IMF warns rising US public debt poses a global stability risk
IMF forecasts faster US growth but warns that rising public debt threatens both the US and global economic stability.
The International Monetary Fund (IMF) said on Wednesday the US economy is expected to grow faster this year, but warned that rising public debt poses a “growing stability risk” for both the US and the global economy.
The US public debt has reached $38.7 trillion, equating to $113,648 for every American.
In its preliminary findings following the Article IV consultation, the IMF noted that US policymakers are pursuing a broad agenda aimed at raising living standards and boosting economic self-sufficiency.
This includes strengthening domestic manufacturing, reducing trade deficits and reliance on foreign goods, increasing energy production, lowering dependence on undocumented labour, and scaling back the federal government’s role in the economy.
The IMF said the US economy performed well in 2025, supported by strong productivity growth despite the impact of a government shutdown late last year.
While tariffs pushed up goods inflation, services inflation continued to ease, and the labour market remained close to full employment despite slower job growth.
Debt concerns grow as US economy expands
Financial conditions stayed relatively loose, stock markets reached record highs, and the federal deficit narrowed slightly to 5.9 percent of GDP in fiscal year 2025.
Growth is projected to rise from 2.2 percent last year to 2.4 percent this year.
Inflationary pressures from tariffs are expected to fade in the coming months, and unemployment is forecast to remain around 4 percent in 2026–2027.

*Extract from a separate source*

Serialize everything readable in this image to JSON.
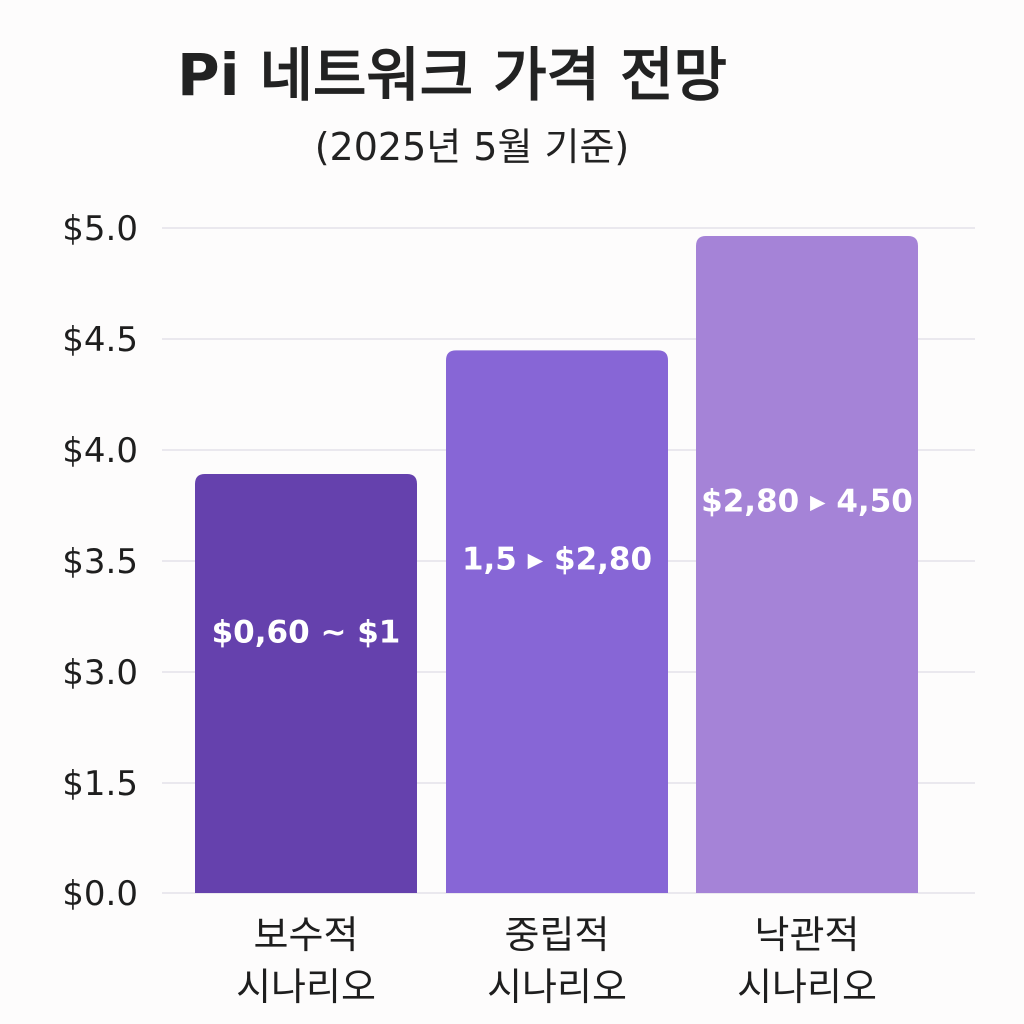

However, the IMF expects the budget deficit to exceed 6 percent of GDP in the coming years, with federal debt continuing to rise steadily as a share of GDP.
The Fund warned that keeping the overall deficit at 7–8 percent of GDP could push public debt to around 140 percent of GDP by 2031.
It stressed the need for a clear and front-loaded fiscal consolidation plan to put debt on a downward path.
On monetary policy, the IMF said the Federal Reserve could appropriately ease restrictions during 2025 as job growth slows and second-round tariff effects remain limited.
It expects the federal funds rate to fall to 3.25–3.5 percent by the end of 2026.
IMF Managing Director Kristalina Georgieva said the US economy is expected to remain strong this year and next but emphasised that the continued rise in public debt remains a source of concern and requires decisive action.